Изменить размер шрифта - +
Рого ненавидел священника. Но Рого в той же мере ненавидел и всех остальных.

Шлюпка быстро пришвартовалась, и семья Шелби поднялась на борт. За ними шел Роузен, спотыкаясь на каждом шагу: взгляд его был прикован к тому, что лежало ближе к корме, обернутое брезентом. Затем Мюллер, Мартин. Рого, как всегда, замыкал шествие.

Что все же их, Линду, Скотта и Рого, связывало? Или же Рого до самых печенок достали бесконечные расспросы, что да как он делал на корабле, он не выдержал и ответил так, чтобы раз и навсегда положить конец всем недомолвкам? Мюллер спросил себя: а почему бы полицейскому и впрямь не отправиться в круиз, как всем нормальным людям? И потом: каким образом человек вроде Скотта мог оказаться втянутым в какие-то делишки, чтобы привлечь столь пристальное внимание крепкого орешка из Бродвейского управления? Слишком все это надуманно и неправдоподобно.

Раскаленная на солнце палуба фрегата жгла ноги. Командир заметил это и сказал:

— Потерпите еще немного, все будет в порядке. — А когда Мартина и Рого приняли на борт, то крикнул вниз: — Спасибо, старшина!

Затем он повернулся к спасенным:

— Прошу вас. Для вас приготовлены каюты и свежее белье.

В голове Мюллера навязчивой каруселью вертелись три имени: Рого, Линда, Скотт. Он подумал: «Линда погибла, Скотт тоже. О чем же они с Рого говорили, когда спустились к бедняжке, нанизанной, словно бабочка на иглу, на тот жуткий стальной стержень? Только ли гордыня или дерзость побудили Скотта броситься навстречу собственной гибели, ибо он помыслил, что Господь решил разрушить все им достигнутое и он не сможет вывести горстку людей из темной бездны перевернувшегося „ковчега“? Или же этот полисмен сквозь зубы процедил слова, заставившие Скотта принять роковое решение — лучше умереть, чем остаться жить? Нет, во всем этом нет ровным счетом никакого смысла, как и в том, что Скотт проклял своего Бога, прежде чем свести счеты с жизнью». Было ясно, как день, что гладкое, бесстрастное лицо Рого и его пронизывающий, холодный взгляд не скажут больше ничего.

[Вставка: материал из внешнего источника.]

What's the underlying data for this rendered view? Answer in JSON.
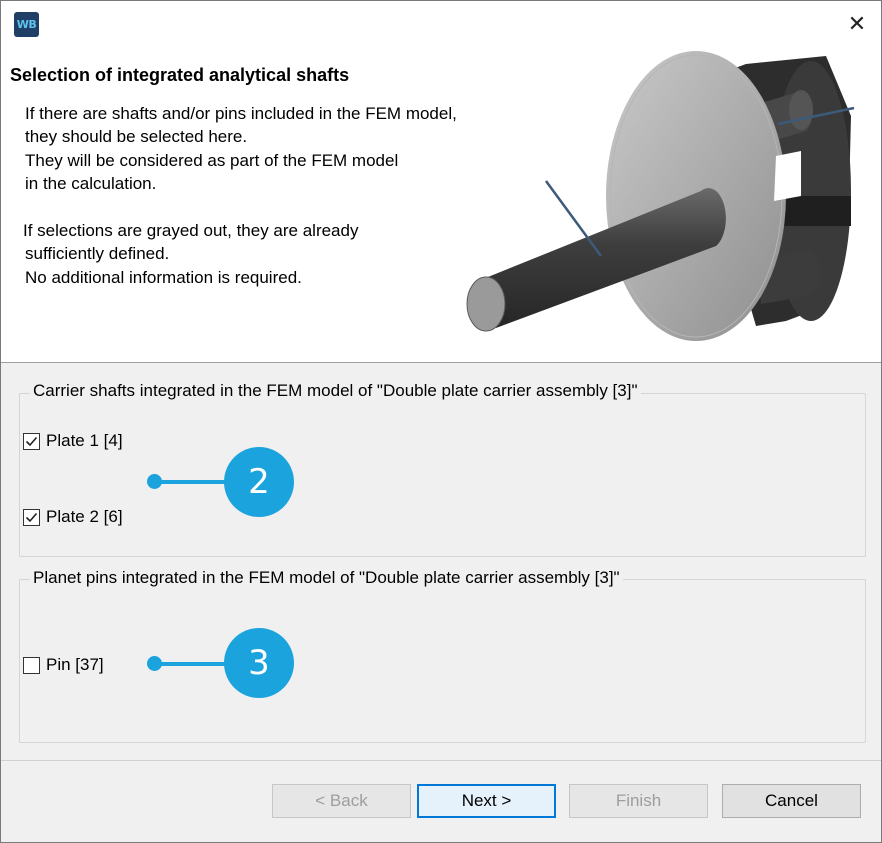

Рого вдруг впился в него теми самыми своими холодными глазами, о которых вспомнил Мюллер, и сквозь зубы процедил:

— Так, значит, вы ее отпустили.

Мюллер не ответил. Ему нечего было ответить, ибо так оно и было.

Но Рого еще не все сказал. Ровным голосом, лишенным всяких эмоций, он произнес:

— Я всегда знал, что ты гнида.

Мюллеру и на это нечего было возразить. Словно заканчивая чтение приговора, Рого подытожил:

— Для нее это даже к лучшему. Такие, как ты, отравляют вокруг себя все живое. — И резко отвернулся от него.

К командиру фрегата подошел судовой врач и сказал:

— Сэр, думаю, надо разместить их по каютам, накормить и дать им отдохнуть. У них у всех нервное потрясение.

Вдруг среди стоявших на палубе пронесся какой-то неясный ропот, и вскоре раздались возгласы:

— Тонет, тонет! Он погружается!

Все ринулись к поручням. Капитан, врач и семеро американцев остались на месте, пристально наблюдая, как в полумиле от них нос исполинского китообразного чудовища заскользил вниз и скрылся в сверкавших и переливавшихся под лучами солнца волнах.

Корма «Посейдона» со счетверенными винтами, похожими на гигантские вентиляторы, задралась высоко вверх. Казалось, что лайнер отойдет в небытие в подобающей таким ситуациям тишине, как вдруг на обоих кораблях взревели сирены и гудки, провожая былого властелина морей в последний путь.

Всего лишь на мгновение корма повисла в воздухе, а затем величественно и скорбно навсегда скрылась в пучине океана. На притихших волнах остались лишь масляные пятна да мелкий мусор.

Джеймс Мартин подумал: «Так, значит, не выкрутиться мне. Не выгорит на этот раз. Скорей всего, у фараона этого что-то на меня есть».